The Board, after a healthy discussion, voted to accept the increased terms given in the Hospice Thrift Store lease at their Boatyard Shopping Center location. While the new 5 year lease has significant rent increases, the original agreement gave the store a $2,000 a month break for 5 years. Heidi Kraut has researched other options and this is still the best location for the organization, which has an average gross income of approximately $27,000 a month.
The Board also approved a contract amendment to their Partnership Health Plan MOU which will provide North Coast Family Health Center with additional financial incentives to assist with the difficult task of physician recruitment and retention.
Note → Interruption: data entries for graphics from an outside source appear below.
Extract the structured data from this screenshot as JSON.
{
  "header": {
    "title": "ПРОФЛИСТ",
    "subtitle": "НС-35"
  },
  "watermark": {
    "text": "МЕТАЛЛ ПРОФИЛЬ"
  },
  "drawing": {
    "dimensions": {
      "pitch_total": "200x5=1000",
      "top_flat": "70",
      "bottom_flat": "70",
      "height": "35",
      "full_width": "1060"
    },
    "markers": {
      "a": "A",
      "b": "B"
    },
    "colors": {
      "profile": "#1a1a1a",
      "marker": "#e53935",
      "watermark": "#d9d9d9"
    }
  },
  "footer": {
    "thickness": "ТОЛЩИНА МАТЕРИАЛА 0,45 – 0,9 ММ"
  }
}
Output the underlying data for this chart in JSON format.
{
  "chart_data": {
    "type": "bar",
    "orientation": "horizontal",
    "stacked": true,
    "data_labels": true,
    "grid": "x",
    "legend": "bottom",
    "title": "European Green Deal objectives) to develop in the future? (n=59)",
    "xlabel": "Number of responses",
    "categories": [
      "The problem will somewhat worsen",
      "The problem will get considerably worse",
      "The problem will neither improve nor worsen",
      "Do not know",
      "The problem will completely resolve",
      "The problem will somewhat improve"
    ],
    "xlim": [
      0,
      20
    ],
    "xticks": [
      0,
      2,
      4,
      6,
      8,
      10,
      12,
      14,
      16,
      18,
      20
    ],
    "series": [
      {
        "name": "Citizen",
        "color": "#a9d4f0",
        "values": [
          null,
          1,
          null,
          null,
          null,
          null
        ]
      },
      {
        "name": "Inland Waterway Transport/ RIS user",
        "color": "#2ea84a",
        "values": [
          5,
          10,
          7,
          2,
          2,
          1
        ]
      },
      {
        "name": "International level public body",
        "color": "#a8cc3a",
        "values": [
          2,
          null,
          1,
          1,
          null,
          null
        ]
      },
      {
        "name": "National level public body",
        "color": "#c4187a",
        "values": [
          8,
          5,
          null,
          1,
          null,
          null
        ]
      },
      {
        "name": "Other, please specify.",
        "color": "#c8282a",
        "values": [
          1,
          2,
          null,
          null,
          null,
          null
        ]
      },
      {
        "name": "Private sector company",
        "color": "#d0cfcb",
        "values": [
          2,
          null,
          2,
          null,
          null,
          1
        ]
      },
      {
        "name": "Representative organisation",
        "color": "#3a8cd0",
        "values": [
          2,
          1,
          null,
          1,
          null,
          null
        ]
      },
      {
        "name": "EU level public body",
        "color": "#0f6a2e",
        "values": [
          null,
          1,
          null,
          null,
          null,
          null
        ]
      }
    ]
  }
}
In closed session the Board of Directors voted to hold a special closed session meeting on March 2 to confer with legal counsel regarding a personnel action pending against the district, which raises our curiosity. They also considered a petition to rescind the resolution censuring Dr. Glusker and voted 4-0 with 1 abstention to uphold it.
I personally was a bit surprised to hear Dr. Kevin Miller’s report on the Ad Hoc OB Committee which you can watch on the video clip. It is interesting to hear there will now be space for differing views in the final report, which is healthy as there have been distinctly differing viewpoints. I am not privy to what I imagine may be a flurry of emails among the official committee members as they work to complete a final report by their March 1 meeting.
Initially I was concerned the MCDH Board meetings, under President Lund, were so streamlined and speedy that issues were glossed over with decisions already made. This meeting did delve into issues with appropriate time for discussion and questions. It is very perplexing that given the talk about MCDH, there have been virtually no public comments or feedback, with the exception of comments regarding obstetrics. Although there are still many issues to be addressed, including rebuilding the trust, respect and support of the coastal community, it is heartening to see positive movement.